Tonawanda News — All this week the media has treated us to where-are-they-now stories of the players in the 1963 Dallas and Washington weekend. Memories are restored, names we thought we’d forgotten surface and of course we are reminded of theories, of conspiracy and of incompetence and of lunacy.
If you lived through it, you will not forget it and need no reminder, which is why I have avoided these pseudo-news stories all week, the report by someone too young to remember it, featuring the one or more who do.
If you did not live through it, you will not understand the shock it brought to a relatively complacent nation, since you’re likely inured to regularly seeing video of unfolding tragedies that would reduce previous generations to tears.
What you will understand, though, is that the Kennedy assassination was America’s first unified rush to turn on the television at the first sign of emergency, to better understand what’s going on. Prior to that weekend the television news industry was rarely praised for doing anything correctly.
For the record, I had just turned 13 and was in an elementary school assembly, watching a slide show on the topic of opportunities available at Buffalo vocational high schools.

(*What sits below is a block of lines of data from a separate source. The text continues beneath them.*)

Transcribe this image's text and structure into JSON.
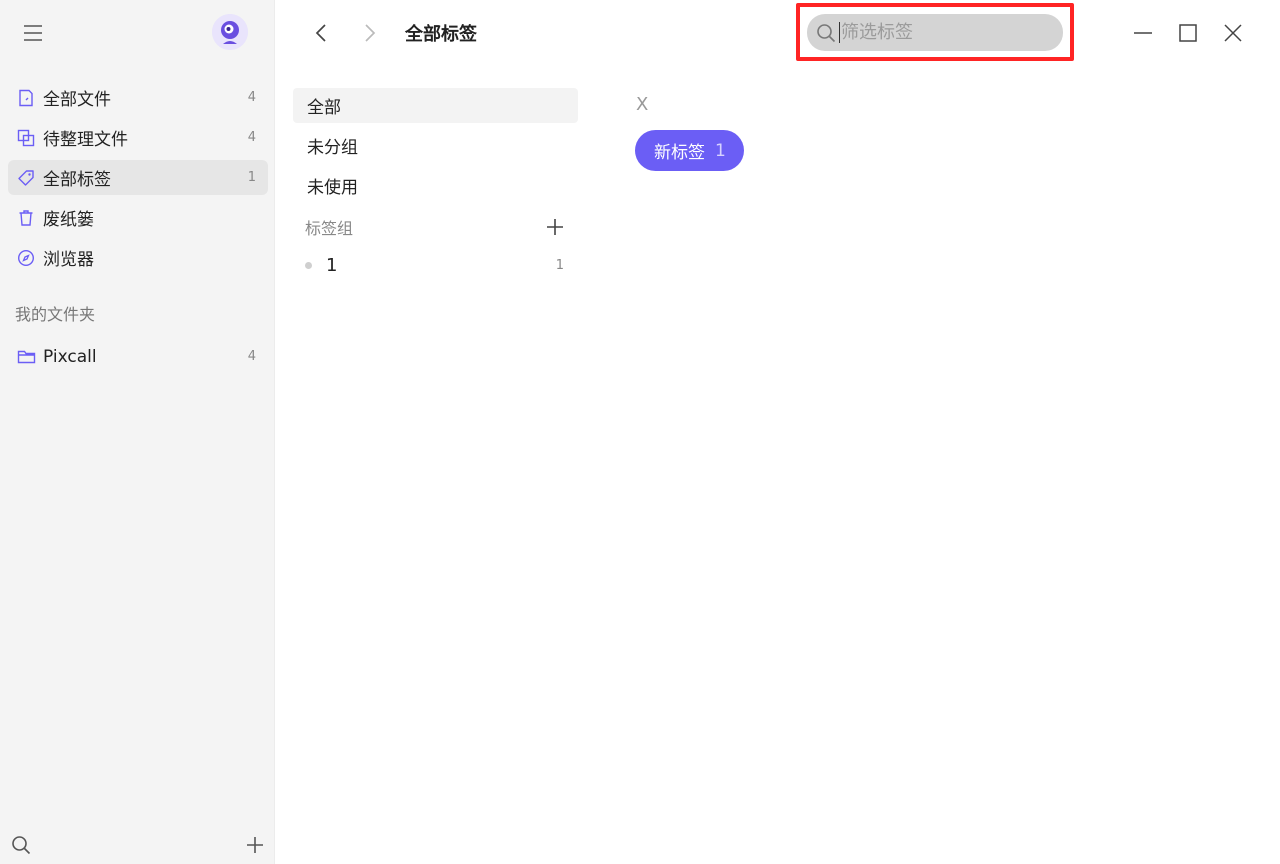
{
  "sidebar": {
    "items": [
      {
        "label": "全部文件",
        "count": "4",
        "icon": "file-icon"
      },
      {
        "label": "待整理文件",
        "count": "4",
        "icon": "unsorted-files-icon"
      },
      {
        "label": "全部标签",
        "count": "1",
        "icon": "tag-icon"
      },
      {
        "label": "废纸篓",
        "count": "",
        "icon": "trash-icon"
      },
      {
        "label": "浏览器",
        "count": "",
        "icon": "compass-icon"
      }
    ],
    "folders_title": "我的文件夹",
    "folders": [
      {
        "label": "Pixcall",
        "count": "4",
        "icon": "folder-icon"
      }
    ]
  },
  "topbar": {
    "title": "全部标签",
    "search_placeholder": "筛选标签"
  },
  "tagpanel": {
    "filters": [
      "全部",
      "未分组",
      "未使用"
    ],
    "group_section_label": "标签组",
    "groups": [
      {
        "label": "1",
        "count": "1"
      }
    ]
  },
  "content": {
    "letter": "X",
    "tags": [
      {
        "label": "新标签",
        "count": "1"
      }
    ]
  },
  "colors": {
    "accent": "#6b5ef5",
    "highlight": "#ff2424",
    "sidebar_bg": "#f4f4f4"
  }
}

The whispering of teachers, walking in and out, got me imagining someone had been hit by a car outside the school; then a thought of a smiling President Kennedy, sitting upright in a hospital bed.
Then we were taken to our home rooms. Then we were told. Then we were released. Then I went home and had black-and-white images, of Lincoln limousines and pink pillbox hats and hands stifling tears, burned into my brain and imagination, all weekend. They have stayed there, no matter what I layer onto them, like a scar or other souvenir of growing up and getting older.